The Richmond Symphony anticipated this trend some 20 years ago after it found that paying high fees to guest soloists didn't boost concert attendance. Now the orchestra is dipping its toes back into the stellar talent pool, bringing in pianists Jeremy Denk and Jon Nakamatsu, violinist Gil Shaham and jazz trumpeter Arturo Sandoval this season. Chalk that up to its return to the Carpenter Theatre, where it can accommodate piano soloists and play to large crowds for the first time in five seasons, and to increases in its ticket prices and the potential challenge of drawing suburbanites to a downtown concert hall.
The best-known classical instrumentalists and singers have routinely commanded fees in the high five figures, even nudging into six figures, for a one-night stand playing a concerto or singing some arias. A few, such as Emanuel Ax, have reduced or forgone their fees when performing with cash-strapped orchestras. But international-grade soloists continue to be paid generously, even lavishly (at least by classical standards), thanks in large part to the willingness of state-subsidized orchestras and music festivals in Europe and East Asia and their well-heeled clienteles to pay big money for big names.
This is about celebrity, not artistry. There are dozens of cellists who can play Dvořák or Elgar as well as Yo-Yo Ma, dozens of sopranos who can sing Richard Strauss as well as Renée Fleming, probably hundreds of pianists who can play Tchaikovsky or Rachmaninoff as well as Evgeny Kissin or Lang Lang. Truly singular artistry – András Schiff playing the Beethoven piano sonatas, for example – is quite rare, and often doesn't correspond with the size of the artist's paycheck.

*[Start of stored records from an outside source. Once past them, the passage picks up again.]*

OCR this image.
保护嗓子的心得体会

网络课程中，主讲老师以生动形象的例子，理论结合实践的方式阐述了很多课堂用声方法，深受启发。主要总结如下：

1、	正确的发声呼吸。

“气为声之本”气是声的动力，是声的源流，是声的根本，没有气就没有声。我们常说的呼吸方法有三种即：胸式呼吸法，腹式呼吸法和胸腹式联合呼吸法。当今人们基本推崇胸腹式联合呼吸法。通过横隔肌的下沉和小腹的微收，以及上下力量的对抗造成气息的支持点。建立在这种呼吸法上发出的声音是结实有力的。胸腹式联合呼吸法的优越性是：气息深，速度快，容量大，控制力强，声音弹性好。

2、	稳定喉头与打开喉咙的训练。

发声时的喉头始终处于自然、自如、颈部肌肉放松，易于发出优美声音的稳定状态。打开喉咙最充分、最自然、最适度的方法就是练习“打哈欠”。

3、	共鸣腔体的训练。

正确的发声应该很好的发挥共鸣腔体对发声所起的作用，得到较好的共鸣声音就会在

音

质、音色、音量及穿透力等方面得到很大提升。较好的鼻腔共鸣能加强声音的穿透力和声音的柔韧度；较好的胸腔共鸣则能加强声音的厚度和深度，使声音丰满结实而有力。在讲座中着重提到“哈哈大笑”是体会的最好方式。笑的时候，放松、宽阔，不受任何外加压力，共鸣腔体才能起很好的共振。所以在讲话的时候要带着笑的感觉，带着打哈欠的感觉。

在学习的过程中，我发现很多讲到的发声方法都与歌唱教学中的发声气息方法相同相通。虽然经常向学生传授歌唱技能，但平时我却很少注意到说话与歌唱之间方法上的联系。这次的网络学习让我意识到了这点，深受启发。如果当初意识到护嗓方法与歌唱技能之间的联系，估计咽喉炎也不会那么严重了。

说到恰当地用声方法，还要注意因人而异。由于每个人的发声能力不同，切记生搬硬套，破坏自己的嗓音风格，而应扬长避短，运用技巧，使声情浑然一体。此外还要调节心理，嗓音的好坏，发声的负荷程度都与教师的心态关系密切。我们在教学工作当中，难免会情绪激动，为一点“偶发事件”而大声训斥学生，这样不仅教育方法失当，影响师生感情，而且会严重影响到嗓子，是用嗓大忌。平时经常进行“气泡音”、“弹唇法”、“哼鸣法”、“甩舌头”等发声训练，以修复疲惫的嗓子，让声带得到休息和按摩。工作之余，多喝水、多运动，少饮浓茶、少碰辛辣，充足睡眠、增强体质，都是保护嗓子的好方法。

Many of Ma's high-profile engagements in recent years have been devoted to appearing with his Silk Road Ensemble, playing music from Asian cultures previously unknown to Western listeners, and to introducing works that he commissioned. If resistance to high-dollar solo engagements outlasts the economic downturn, might we see more big names not replaying the warhorses but presenting new or neglected music that they uniquely perform?